Вид направленных на них четырех мушкетов отбил у гребцов и рулевого желание геройствовать. Они по одному подняли на борт. Их быстро обыскали, ничего не найдя.

— Вы черкасы, что ли?! — произнес на таком же суржике, на котором говорили казаки, один из гребцов — пожилой мужчина с впалыми щеками. — Мы тоже христиане. Меня татары семь годов назад в плен захватили, отдали ему, — кивнул он на таможенника, — в рабы. И он раб, — показал на коренастого брюнета с туповатым лицом. — валах. А остальные — вольные, греки, живут здесь.

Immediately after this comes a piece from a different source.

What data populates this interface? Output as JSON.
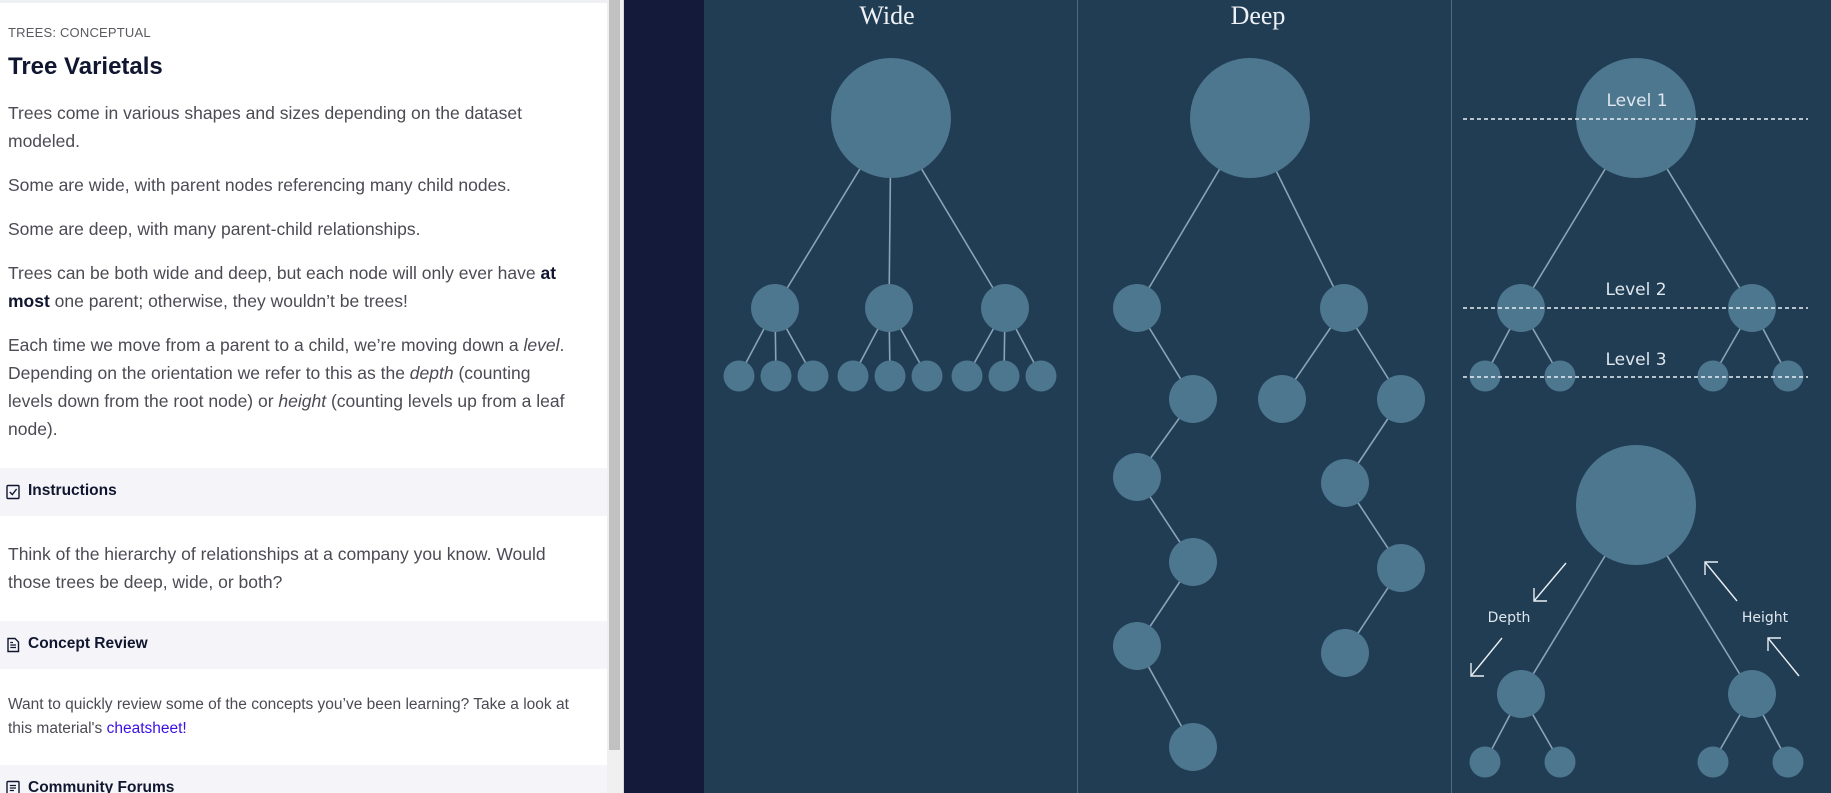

Эти греки были больше похожи на славян. Наверное, потомки тех, что встречал здесь еще в шестом веке, которые тоже считали себя греками, чем смешили византийцев до икоты.

— Отплывем подальше от города, отпущу вас, — пообещал я. — Только сборщика подати заберем. За него выкуп дадут, — и спросил турка на его родном языке: — Заплатишь выкуп?

— А сколько? Я человек бедный, много не смогу… — сразу начал он торг, льстиво улыбаясь.

— Врет, богатый он! — опроверг раб. — Дом у него большой, четыре жены, лошадей табун и баранов отара.

— Придется твоим женам продать и табун, и отару, и много чего еще, чтобы ты вернулся домой живым, — напророчил я таможеннику, который перестал улыбаться.

Преодолев еще километров пять, мы встали на якорь за небольшим островом, поросшим ивами и камышом. Там и переночевали. «Греков» утром отвезли на их лодке на левый берег Днепра и отпустили. Бывшие рабы остались с нами, подменив двух казаков на веслах.

— Вот уж не думал, что так легко проскочим! — сказал Петро Подкова, перемещая поскрипывающий румпель.

— Так обычно и бывает. Там, где ждешь сложностей, всё проходит легко, и наоборот, — сказал я. — Турок вот думал, что сейчас быстренько возьмет у нас бакшиш и вернется к своим четырем женам, а получилось намного интереснее.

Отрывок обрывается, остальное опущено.